Study participants learned they had an average of more than 90 of these compounds in their bodies. None of these people face high exposure to toxic chemicals on the job. Yet every person in the study carried 36 synthetic chemicals known to cause cancer in humans or in laboratory studies. What would doctors find in your body?

In addition to carcinogens, the “body burden” of the nine tests subjects also includes dozens of chemicals proven to damage the brain, nervous system and other organs. Still others are known development toxins, linked to abnormalities in children of exposed mothers. Even substances banned decades ago because of health risks still linger in their bodies.

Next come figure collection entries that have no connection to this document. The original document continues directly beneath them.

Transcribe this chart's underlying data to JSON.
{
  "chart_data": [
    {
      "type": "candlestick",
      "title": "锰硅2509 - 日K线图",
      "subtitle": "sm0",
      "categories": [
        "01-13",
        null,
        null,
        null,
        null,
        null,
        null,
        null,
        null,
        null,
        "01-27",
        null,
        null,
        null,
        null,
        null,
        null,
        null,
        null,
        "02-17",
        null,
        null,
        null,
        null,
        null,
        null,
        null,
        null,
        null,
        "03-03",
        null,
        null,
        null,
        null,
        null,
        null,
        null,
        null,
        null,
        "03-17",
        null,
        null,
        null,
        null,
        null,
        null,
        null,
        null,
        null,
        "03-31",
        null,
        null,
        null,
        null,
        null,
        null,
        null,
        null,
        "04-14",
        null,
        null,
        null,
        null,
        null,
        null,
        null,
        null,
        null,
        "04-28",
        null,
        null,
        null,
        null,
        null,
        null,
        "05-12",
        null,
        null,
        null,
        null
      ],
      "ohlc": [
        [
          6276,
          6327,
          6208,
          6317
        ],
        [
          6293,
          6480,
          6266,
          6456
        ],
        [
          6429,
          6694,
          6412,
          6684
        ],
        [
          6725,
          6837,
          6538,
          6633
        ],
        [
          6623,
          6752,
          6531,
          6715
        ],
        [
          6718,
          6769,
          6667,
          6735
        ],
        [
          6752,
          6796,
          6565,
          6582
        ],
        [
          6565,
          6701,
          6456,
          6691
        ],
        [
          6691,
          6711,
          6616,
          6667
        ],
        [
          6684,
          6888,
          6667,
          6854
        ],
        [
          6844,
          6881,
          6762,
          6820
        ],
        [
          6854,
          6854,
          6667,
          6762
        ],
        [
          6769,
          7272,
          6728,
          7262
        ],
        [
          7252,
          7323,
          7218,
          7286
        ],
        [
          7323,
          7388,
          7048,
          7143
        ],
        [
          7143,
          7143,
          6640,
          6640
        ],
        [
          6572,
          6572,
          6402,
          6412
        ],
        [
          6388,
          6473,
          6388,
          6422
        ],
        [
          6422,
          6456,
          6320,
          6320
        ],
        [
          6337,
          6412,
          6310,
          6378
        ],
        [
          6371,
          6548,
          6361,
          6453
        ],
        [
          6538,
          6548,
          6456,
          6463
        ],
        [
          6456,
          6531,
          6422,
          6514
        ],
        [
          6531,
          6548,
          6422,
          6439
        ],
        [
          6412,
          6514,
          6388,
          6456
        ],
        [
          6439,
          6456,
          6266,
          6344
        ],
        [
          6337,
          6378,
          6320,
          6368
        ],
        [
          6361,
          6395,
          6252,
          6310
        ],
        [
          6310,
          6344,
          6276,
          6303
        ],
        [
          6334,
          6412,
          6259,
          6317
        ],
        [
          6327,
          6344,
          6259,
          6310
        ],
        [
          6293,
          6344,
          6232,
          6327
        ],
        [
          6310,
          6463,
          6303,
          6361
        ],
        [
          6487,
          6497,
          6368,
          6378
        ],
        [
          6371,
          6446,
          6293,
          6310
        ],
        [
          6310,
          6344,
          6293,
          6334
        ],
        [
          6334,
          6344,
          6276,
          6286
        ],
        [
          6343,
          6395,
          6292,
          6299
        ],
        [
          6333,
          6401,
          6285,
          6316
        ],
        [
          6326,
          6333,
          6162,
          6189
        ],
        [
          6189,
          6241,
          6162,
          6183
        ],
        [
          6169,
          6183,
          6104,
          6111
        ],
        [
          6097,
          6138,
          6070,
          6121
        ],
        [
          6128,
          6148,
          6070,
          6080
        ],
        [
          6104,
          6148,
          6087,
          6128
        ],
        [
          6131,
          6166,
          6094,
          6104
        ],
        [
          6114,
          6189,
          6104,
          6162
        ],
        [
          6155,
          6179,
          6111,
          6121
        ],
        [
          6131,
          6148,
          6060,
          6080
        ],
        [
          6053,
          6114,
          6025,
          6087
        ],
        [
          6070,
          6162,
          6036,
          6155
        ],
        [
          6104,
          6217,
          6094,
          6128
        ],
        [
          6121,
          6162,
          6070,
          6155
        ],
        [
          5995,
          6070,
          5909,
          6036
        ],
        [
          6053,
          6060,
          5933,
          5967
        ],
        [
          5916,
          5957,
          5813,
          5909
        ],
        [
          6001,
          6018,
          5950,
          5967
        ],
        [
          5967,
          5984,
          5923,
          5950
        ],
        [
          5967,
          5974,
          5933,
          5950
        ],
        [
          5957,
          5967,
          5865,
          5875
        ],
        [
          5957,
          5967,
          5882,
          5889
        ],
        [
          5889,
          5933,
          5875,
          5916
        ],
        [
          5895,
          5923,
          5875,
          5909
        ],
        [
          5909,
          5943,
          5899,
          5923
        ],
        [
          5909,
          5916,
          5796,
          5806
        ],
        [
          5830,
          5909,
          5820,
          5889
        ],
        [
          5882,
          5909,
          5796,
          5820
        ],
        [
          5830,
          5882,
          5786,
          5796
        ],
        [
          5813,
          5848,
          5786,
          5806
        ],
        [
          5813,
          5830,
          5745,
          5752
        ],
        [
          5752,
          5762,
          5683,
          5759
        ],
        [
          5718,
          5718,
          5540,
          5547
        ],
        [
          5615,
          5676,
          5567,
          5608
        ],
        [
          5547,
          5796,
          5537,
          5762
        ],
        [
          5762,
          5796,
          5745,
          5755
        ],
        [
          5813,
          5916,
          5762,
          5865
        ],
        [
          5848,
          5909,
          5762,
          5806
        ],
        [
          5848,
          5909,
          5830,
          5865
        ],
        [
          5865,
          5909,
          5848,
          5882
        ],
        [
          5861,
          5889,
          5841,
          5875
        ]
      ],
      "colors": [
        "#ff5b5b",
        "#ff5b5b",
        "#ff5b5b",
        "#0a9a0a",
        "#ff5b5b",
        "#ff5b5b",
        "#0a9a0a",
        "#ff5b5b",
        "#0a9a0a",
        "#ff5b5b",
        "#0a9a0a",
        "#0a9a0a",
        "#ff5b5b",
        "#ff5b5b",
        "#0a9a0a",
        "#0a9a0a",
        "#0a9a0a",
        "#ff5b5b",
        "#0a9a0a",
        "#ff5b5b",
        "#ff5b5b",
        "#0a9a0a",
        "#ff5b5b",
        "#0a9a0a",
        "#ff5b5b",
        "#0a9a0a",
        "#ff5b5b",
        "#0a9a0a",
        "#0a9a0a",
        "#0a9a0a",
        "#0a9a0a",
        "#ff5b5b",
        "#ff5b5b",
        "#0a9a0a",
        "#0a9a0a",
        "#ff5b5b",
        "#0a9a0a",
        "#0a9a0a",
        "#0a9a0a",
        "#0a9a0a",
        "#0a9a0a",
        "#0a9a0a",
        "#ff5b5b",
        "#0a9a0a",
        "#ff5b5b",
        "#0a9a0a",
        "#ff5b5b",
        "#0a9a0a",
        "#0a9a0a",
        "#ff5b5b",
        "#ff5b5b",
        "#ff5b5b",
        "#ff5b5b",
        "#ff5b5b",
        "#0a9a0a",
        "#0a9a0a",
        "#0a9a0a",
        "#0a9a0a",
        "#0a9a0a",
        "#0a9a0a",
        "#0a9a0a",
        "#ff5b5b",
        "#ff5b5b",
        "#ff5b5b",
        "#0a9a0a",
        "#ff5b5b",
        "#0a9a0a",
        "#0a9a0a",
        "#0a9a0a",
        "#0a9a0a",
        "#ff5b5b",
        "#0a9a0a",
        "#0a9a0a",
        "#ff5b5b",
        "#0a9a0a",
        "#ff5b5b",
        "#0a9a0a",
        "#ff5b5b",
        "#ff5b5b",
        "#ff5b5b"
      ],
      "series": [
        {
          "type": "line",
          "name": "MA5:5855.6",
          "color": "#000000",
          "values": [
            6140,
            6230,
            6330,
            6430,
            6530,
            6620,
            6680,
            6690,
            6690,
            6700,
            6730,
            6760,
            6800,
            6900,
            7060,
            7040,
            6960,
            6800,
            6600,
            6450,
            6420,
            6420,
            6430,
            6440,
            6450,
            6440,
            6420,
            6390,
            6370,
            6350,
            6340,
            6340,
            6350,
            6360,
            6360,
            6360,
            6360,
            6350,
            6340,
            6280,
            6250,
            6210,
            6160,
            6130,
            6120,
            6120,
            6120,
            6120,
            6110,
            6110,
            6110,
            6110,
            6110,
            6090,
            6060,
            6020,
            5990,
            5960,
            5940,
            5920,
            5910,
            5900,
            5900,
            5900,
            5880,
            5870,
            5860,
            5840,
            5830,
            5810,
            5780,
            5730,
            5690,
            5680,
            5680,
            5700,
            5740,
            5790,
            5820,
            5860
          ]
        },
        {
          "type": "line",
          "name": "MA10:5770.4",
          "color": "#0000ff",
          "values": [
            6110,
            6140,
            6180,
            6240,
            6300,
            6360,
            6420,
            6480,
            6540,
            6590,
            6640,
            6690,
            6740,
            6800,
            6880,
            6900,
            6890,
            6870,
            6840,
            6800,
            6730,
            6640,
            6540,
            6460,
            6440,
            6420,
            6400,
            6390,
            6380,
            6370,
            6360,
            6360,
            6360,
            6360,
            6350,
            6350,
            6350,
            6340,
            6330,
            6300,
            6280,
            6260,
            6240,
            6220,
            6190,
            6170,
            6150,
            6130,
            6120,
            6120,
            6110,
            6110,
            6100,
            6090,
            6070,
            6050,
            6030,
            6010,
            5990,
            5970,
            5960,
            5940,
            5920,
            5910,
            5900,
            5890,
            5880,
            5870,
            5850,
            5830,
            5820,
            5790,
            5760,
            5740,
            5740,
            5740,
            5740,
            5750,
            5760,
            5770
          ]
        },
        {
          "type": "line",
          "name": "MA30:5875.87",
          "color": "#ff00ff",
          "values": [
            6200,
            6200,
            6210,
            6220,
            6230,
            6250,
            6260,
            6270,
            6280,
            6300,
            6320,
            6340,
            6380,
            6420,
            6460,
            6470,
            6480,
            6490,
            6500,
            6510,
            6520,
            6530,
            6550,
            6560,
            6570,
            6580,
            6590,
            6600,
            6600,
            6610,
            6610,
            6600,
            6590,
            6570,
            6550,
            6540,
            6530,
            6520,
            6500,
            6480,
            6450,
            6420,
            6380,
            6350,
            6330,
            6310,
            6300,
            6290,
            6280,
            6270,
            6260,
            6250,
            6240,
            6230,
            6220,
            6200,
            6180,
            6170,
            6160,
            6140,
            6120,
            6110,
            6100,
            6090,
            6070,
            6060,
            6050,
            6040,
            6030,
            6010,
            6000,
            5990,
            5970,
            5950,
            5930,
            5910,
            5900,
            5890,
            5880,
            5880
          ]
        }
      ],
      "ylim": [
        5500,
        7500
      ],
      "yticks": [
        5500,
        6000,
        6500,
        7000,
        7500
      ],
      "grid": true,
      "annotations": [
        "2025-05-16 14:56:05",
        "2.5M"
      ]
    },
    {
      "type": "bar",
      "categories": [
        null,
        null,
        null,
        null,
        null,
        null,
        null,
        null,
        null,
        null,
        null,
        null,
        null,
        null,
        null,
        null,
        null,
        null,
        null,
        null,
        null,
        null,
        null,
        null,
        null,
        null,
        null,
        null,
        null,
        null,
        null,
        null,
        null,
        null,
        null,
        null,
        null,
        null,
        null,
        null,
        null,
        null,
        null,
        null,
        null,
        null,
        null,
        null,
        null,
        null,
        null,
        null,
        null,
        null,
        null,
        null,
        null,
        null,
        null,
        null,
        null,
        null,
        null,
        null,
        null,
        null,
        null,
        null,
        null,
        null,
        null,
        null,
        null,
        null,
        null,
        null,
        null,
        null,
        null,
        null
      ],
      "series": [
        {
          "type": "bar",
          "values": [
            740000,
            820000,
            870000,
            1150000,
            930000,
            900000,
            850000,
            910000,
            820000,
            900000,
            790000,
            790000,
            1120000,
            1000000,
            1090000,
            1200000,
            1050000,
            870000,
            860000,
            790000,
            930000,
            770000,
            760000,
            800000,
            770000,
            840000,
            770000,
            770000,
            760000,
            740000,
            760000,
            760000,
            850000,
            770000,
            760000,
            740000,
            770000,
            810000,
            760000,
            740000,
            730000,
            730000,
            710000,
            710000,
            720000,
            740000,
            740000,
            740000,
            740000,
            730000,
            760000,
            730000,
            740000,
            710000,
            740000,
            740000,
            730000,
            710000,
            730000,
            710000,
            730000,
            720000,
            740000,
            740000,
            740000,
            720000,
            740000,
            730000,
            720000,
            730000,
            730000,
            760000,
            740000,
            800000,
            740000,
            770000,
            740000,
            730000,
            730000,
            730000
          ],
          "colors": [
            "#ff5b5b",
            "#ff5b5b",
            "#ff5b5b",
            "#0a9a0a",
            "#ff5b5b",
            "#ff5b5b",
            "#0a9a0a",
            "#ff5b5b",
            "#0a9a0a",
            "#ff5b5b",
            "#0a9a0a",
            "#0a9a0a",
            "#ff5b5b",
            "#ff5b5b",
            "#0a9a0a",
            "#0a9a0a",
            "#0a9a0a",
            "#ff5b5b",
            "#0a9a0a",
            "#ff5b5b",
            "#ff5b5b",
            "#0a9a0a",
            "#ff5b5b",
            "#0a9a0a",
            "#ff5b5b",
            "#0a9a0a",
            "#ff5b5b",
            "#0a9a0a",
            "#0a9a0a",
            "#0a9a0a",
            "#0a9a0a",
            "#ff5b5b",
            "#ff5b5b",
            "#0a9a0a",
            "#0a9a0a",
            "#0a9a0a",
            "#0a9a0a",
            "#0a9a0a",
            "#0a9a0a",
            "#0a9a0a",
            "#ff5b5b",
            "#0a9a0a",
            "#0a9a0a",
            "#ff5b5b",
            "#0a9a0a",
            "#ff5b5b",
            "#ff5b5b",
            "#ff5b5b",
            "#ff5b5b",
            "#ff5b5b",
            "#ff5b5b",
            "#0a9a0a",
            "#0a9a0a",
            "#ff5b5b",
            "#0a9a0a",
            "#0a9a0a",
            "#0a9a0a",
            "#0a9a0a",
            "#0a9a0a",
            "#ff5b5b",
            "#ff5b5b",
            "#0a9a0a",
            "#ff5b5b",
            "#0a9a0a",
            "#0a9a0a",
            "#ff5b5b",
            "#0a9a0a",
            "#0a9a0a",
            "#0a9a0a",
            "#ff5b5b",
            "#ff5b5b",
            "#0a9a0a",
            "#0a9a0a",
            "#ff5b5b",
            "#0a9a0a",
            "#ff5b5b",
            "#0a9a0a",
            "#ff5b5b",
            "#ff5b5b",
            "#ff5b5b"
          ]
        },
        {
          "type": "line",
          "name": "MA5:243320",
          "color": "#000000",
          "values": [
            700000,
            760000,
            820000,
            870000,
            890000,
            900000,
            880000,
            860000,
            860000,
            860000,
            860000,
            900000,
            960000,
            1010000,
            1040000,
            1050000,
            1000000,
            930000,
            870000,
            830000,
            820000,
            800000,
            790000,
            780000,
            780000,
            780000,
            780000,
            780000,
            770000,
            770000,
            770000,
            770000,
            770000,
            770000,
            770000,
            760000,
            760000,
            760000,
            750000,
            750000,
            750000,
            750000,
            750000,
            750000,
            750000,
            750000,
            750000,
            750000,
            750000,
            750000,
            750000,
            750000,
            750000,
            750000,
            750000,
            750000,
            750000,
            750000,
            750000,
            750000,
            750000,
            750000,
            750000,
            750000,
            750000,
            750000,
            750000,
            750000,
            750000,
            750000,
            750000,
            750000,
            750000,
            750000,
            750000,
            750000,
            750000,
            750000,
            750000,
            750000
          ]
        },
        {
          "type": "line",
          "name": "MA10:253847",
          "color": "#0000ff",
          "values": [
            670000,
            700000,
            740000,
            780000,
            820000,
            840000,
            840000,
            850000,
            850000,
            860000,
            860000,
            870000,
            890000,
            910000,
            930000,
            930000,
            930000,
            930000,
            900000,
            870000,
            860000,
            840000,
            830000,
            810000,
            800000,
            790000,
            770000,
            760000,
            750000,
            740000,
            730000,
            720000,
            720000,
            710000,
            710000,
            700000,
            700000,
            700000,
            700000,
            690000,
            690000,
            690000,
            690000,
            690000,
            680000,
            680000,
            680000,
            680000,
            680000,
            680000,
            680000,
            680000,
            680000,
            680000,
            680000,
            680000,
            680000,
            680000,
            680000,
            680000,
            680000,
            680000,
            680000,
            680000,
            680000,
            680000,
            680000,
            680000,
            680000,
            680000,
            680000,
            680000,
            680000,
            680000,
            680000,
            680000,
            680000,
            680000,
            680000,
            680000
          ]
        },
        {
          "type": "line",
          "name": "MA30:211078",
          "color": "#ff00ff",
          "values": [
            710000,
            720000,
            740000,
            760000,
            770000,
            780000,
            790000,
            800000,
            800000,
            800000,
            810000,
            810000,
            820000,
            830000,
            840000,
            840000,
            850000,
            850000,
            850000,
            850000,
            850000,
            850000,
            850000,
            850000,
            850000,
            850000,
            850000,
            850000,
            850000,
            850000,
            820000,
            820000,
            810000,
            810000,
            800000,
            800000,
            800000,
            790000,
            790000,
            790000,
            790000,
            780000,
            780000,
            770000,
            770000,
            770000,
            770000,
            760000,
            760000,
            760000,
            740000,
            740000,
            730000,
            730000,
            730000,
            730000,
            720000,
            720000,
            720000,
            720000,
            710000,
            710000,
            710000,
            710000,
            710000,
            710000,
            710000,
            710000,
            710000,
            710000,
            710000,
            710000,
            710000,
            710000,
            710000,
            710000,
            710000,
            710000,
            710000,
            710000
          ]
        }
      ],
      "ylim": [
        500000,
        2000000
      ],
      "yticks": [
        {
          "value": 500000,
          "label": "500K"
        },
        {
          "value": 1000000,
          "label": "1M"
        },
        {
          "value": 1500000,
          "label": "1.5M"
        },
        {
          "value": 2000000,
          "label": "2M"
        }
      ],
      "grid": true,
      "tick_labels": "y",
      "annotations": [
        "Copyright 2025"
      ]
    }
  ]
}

Andrea Martin is a 56-year old mother. A breast cancer survivor, she founded the Breast Cancer Fund (www.Breastcancerfund.org) to study the relationship between toxic chemicals and her disease. Though she suspected scientists would find some evidence of toxic chemicals in her body, she was astounded at the sheer number of chemicals present. “We are walking toxic sites,” she says. Today she is fighting brain cancer.

Andrea is left to wonder about the relationship between her cancers and the environmental contaminants stored in her body. Scientists do not have a definitive answer. No government agency has ever studied the health risked posed by the mixture of chemicals found in Andrea- or anyone else. Chemical companies do not have the answers either. Incredibly, they cannot predict which of their thousands of products will end up in our bodies. Or what their combined effects will be.

Chemical industry lobbyists are already assailing this and other studies by arguing that the level of chemicals in people is too small to cause disease. They actually say that toxic mixture of hundreds of contaminants in people is no concern. If that is the case, let them prove it with sound science before people are exposed.

“Body Burden” research like this study, and a forthcoming report from the federal Centers for Disease Control, raise legitimate health concerns. But chemical companies are pressuring our elected leaders to restrict new research and block common sense safeguards. If they succeed, you and your families, just as those in our test study, will continue to be these companies’ unwilling guinea pigs.